Much of that is echoed by Mark Craze, the UK chief executive of Havas Media. He believes the market is looking more robust, even if some uncertainties remain. He says: "The sectors showing the strongest growth are TV, the tabloids and the measurable parts of digital. The recession is technically over but in the UK the big question mark is whether we'll have a hung Parliament following the General Election. The markets like certainty - so no-one can speak with total clarity until the election is over."

Absolutely, Lorna Tilbian, the executive director at Numis Securities, agrees. And yet, she points out, the signs from the US market are encouraging. She adds: "China may be the future, but the US will still be the engine for this recovery - and I think it's becoming evident that all of the major advertising groups have seen things picking up in Q1."
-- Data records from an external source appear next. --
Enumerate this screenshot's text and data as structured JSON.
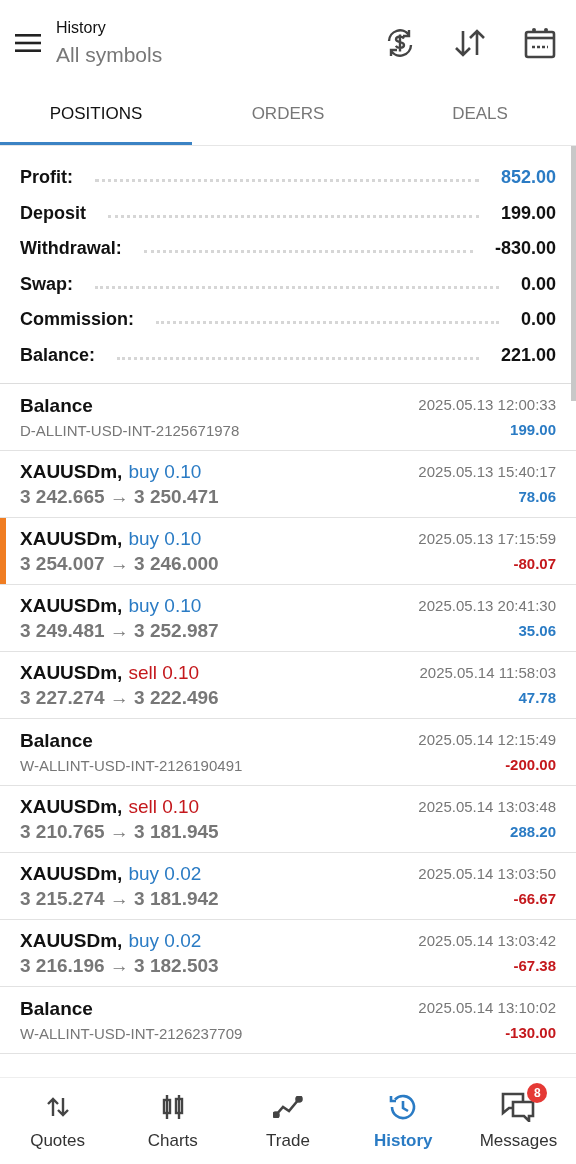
{
  "header": {
    "title": "History",
    "subtitle": "All symbols"
  },
  "tabs": [
    {
      "label": "POSITIONS",
      "selected": true
    },
    {
      "label": "ORDERS",
      "selected": false
    },
    {
      "label": "DEALS",
      "selected": false
    }
  ],
  "summary": [
    {
      "label": "Profit:",
      "value": "852.00",
      "accent": true
    },
    {
      "label": "Deposit",
      "value": "199.00",
      "accent": false
    },
    {
      "label": "Withdrawal:",
      "value": "-830.00",
      "accent": false
    },
    {
      "label": "Swap:",
      "value": "0.00",
      "accent": false
    },
    {
      "label": "Commission:",
      "value": "0.00",
      "accent": false
    },
    {
      "label": "Balance:",
      "value": "221.00",
      "accent": false
    }
  ],
  "rows": [
    {
      "kind": "balance",
      "title": "Balance",
      "detail": "D-ALLINT-USD-INT-2125671978",
      "time": "2025.05.13 12:00:33",
      "amount": "199.00",
      "loss": false,
      "highlighted": false
    },
    {
      "kind": "trade",
      "title": "XAUUSDm,",
      "side": "buy 0.10",
      "sell": false,
      "detail": "3 242.665 → 3 250.471",
      "time": "2025.05.13 15:40:17",
      "amount": "78.06",
      "loss": false,
      "highlighted": false
    },
    {
      "kind": "trade",
      "title": "XAUUSDm,",
      "side": "buy 0.10",
      "sell": false,
      "detail": "3 254.007 → 3 246.000",
      "time": "2025.05.13 17:15:59",
      "amount": "-80.07",
      "loss": true,
      "highlighted": true
    },
    {
      "kind": "trade",
      "title": "XAUUSDm,",
      "side": "buy 0.10",
      "sell": false,
      "detail": "3 249.481 → 3 252.987",
      "time": "2025.05.13 20:41:30",
      "amount": "35.06",
      "loss": false,
      "highlighted": false
    },
    {
      "kind": "trade",
      "title": "XAUUSDm,",
      "side": "sell 0.10",
      "sell": true,
      "detail": "3 227.274 → 3 222.496",
      "time": "2025.05.14 11:58:03",
      "amount": "47.78",
      "loss": false,
      "highlighted": false
    },
    {
      "kind": "balance",
      "title": "Balance",
      "detail": "W-ALLINT-USD-INT-2126190491",
      "time": "2025.05.14 12:15:49",
      "amount": "-200.00",
      "loss": true,
      "highlighted": false
    },
    {
      "kind": "trade",
      "title": "XAUUSDm,",
      "side": "sell 0.10",
      "sell": true,
      "detail": "3 210.765 → 3 181.945",
      "time": "2025.05.14 13:03:48",
      "amount": "288.20",
      "loss": false,
      "highlighted": false
    },
    {
      "kind": "trade",
      "title": "XAUUSDm,",
      "side": "buy 0.02",
      "sell": false,
      "detail": "3 215.274 → 3 181.942",
      "time": "2025.05.14 13:03:50",
      "amount": "-66.67",
      "loss": true,
      "highlighted": false
    },
    {
      "kind": "trade",
      "title": "XAUUSDm,",
      "side": "buy 0.02",
      "sell": false,
      "detail": "3 216.196 → 3 182.503",
      "time": "2025.05.14 13:03:42",
      "amount": "-67.38",
      "loss": true,
      "highlighted": false
    },
    {
      "kind": "balance",
      "title": "Balance",
      "detail": "W-ALLINT-USD-INT-2126237709",
      "time": "2025.05.14 13:10:02",
      "amount": "-130.00",
      "loss": true,
      "highlighted": false
    }
  ],
  "nav": [
    {
      "label": "Quotes",
      "selected": false
    },
    {
      "label": "Charts",
      "selected": false
    },
    {
      "label": "Trade",
      "selected": false
    },
    {
      "label": "History",
      "selected": true
    },
    {
      "label": "Messages",
      "selected": false,
      "badge": "8"
    }
  ]
}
But Iain Jacob, the chief executive EMEA of Starcom MediaVest Group, argues that generalisations are becoming meaningless. He reckons we've arrived at a telling point in the market's evolution - and there will be some stark choices ahead for media owners, advertisers and agencies alike.

He explains: "If 2009 was a financial crisis, then 2010 represents a whole different type of crisis - an innovation crisis. The question being raised now is about where we and our clients find our growth. It's about extending brands into new areas and finding new ways to engage audiences. In 2009, all of that was put on hold.

"The age of media deflation may be over - because the base couldn't go any lower and because people can no longer justify their existence solely on the basis of cost reduction. But I'm not looking through rose-tinted spectacles - by 2011, it will have become more than apparent who's in good shape. It's a challenge for us all. Those who fail to innovate may struggle."

YES - Neil Jones, director of commercial strategy, News International

"Over Easter, we saw the biggest ever issue of The Sun - with supermarkets and DIY showing strongly. The fact that DIY is back is a good indicator - because that's discretionary consumer spend."

YES - Mark Craze, UK CEO, Havas Media

"The big dynamic from an advertising point of view is consumer confidence - and the signs are good there. In particular, we're seeing motors and finance coming back, and retail is flying. So we're optimistic."

We're seeing growth. It's looking more positive this year."

MAYBE - Lorna Tilbian, executive director, Numis Securities

"The US recovery seems to be across the board in Q1 and the US will continue to be the engine of recovery. But, for us, uncertainty exists around the General Election and the issue of national debt."

MAYBE - Iain Jacob, chief executive EMEA, Starcom MediaVest Group

"Some sectors will perform well, while others may fall behind. The market as a whole may look flattish. We're not going to see deflation - but the people who are going to see growth are the ones who are prepared to innovate."